Does linearization of categories reflect isomorphism?
Hi Tilman. I believe I proved that (in your language) linearization reflects isomorphism. The following is a sketch. I will send you a more detailed version. The general case may be reduced to the case of prime fields $F_p$ and certain categories $C$ with fixed objects $x$ and $y$ and morphisms $f_1,\dots,f_m\colon x\to y$ and $g_1,\dots,g_n\colon y\to x$ subject to relations which correspond to the fact that $u=f_1+\dots+f_m$ and $u^{-1}=g_1+\dots+g_n$ are mutually inverse in the $F_p$-linearization. Apart from trivial cases, we may reindex these generators such that $f_1g_1 = 1_y$ and $g_nf_m=1_x$, while the other summands in the expansion of $uu^{-1}$ and $u^{-1}u$, respectively, fall into equivalence classes whose size is a multiple of $p$. It is then possible to derive a sequence of pairs $(i_1,j_1),(i_2,j_2),\dots,(i_k,j_k)$ such that $f_{i_r}g_{j_r} = f_{i_{r+1}}g_{j_{r+1}}$ for $r=2,3,\dots,k-1$ and $g_{j_r}f_{i_r}=g_{j_{r+1}}f_{i_{r+1}}$ for $r=1,3,\dots,k-2$. Then $f_{i_1}g_{j_2}f_{i_3}g_{j_4}\dots f_{i_k}$ and $g_{j_k}f_{i_{k-1}}g_{j_{k-2}}f_{i_{k-3}}\dots g_{j_1}$ are mutual inverses of $C$.
In the interest of having an undeleted answer, here is a small result.

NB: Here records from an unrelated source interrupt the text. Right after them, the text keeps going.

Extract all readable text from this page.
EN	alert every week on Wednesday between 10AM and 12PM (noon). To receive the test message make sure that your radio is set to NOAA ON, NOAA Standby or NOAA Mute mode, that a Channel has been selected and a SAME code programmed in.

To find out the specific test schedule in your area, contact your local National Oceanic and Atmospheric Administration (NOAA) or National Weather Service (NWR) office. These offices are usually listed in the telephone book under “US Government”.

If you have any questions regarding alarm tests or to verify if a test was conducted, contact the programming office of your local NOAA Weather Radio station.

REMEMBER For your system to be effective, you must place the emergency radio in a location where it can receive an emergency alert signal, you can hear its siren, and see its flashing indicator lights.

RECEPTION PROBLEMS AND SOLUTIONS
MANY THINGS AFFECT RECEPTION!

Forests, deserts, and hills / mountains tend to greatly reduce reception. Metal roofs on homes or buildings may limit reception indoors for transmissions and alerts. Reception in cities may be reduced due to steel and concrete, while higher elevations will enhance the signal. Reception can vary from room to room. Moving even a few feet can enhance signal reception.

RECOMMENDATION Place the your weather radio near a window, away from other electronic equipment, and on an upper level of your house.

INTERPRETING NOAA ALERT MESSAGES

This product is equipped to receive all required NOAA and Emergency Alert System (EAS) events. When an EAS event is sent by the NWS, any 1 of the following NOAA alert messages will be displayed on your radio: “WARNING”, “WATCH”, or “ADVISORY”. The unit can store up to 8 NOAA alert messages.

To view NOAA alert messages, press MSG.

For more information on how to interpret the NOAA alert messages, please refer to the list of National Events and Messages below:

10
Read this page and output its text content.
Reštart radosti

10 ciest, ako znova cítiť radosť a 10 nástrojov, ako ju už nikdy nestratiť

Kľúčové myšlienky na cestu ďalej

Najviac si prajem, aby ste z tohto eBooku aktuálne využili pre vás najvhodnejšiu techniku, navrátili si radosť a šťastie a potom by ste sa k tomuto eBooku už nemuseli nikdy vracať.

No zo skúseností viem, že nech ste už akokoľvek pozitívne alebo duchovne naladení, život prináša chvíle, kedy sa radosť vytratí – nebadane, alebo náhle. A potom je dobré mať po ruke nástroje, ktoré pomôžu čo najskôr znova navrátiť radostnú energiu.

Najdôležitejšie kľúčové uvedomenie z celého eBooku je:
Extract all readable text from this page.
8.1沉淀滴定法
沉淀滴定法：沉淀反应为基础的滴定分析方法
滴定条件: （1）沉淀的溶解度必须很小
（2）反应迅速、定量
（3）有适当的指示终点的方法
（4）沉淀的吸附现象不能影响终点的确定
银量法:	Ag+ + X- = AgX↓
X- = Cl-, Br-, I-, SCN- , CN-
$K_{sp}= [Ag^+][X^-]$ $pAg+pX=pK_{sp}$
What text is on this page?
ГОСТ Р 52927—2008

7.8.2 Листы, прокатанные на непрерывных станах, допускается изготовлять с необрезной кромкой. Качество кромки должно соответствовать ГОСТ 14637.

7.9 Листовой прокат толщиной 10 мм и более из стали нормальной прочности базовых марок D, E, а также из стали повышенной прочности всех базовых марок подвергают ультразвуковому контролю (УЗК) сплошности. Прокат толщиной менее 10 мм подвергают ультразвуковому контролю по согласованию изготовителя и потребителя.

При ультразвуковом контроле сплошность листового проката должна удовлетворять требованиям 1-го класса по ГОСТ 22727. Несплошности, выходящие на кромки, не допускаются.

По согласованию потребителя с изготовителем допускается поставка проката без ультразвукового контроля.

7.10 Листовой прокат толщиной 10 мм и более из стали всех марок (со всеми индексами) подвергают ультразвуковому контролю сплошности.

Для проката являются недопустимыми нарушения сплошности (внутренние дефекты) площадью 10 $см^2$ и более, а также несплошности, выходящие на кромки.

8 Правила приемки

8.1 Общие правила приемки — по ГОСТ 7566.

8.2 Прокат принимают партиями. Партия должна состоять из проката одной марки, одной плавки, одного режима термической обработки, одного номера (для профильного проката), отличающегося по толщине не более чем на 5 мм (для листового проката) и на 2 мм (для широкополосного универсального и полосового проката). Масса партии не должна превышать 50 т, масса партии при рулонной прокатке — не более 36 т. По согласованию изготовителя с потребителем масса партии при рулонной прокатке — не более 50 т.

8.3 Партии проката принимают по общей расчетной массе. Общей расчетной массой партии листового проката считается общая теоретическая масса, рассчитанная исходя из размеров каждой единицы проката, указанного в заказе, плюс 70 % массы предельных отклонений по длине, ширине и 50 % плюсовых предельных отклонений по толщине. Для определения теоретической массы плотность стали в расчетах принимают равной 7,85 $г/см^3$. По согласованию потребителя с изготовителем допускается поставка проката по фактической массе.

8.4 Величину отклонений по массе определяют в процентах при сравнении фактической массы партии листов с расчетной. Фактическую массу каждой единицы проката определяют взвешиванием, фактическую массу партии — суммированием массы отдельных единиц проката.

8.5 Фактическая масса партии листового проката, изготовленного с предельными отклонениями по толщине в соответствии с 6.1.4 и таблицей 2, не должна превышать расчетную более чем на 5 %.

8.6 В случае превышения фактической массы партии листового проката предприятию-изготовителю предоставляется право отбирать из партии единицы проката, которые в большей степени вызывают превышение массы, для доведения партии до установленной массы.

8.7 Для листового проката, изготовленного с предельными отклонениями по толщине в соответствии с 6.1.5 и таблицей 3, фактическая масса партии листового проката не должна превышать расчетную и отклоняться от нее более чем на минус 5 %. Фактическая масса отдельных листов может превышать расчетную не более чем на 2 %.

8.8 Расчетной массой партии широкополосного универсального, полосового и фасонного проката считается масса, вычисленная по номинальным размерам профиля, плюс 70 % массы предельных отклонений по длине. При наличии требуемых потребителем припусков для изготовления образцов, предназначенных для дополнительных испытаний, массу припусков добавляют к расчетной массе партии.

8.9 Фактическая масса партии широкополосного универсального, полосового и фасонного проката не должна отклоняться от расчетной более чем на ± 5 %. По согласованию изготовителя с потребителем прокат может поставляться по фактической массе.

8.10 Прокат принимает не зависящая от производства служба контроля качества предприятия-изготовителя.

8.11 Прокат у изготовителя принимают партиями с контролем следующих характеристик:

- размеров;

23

Let $x, y$ be objects and $f, g : x \to y$ and $u, v : y \to x$ be morphisms in $C$, and let
$$F = af + bg, G = cu + dv$$
be two morphisms in $RC$, where $a, b, c, d \in R$. If $FG = \text{id}_y, GF = \text{id}_x$, then WLOG $fu = \text{id}_y$ and also some term in $GF$ must equal $\text{id}_x$. If we want $x, y$ to be non-isomorphic, then $f$ cannot have a left inverse and $u$ cannot have a right inverse, so it must be the case that $vg = \text{id}_x$ and moreover no other composition of morphisms except $fu$ or $vg$ can be an identity.
It follows that $ac = bd = 1$, hence $a, b, c, d$ are all units, so none of the four terms in $FG$ or in $GF$ vanish. Thus the only way for all of the non-identity terms to cancel is if $gu = fv = gv$ and $ug = vf = vg$. But this implies
$$gug = fvg = f = gvg = g$$
and symmetrically $u = v$, so in fact $x, y$ must be isomorphic in $C$. Next on the list is linear combinations of three morphisms...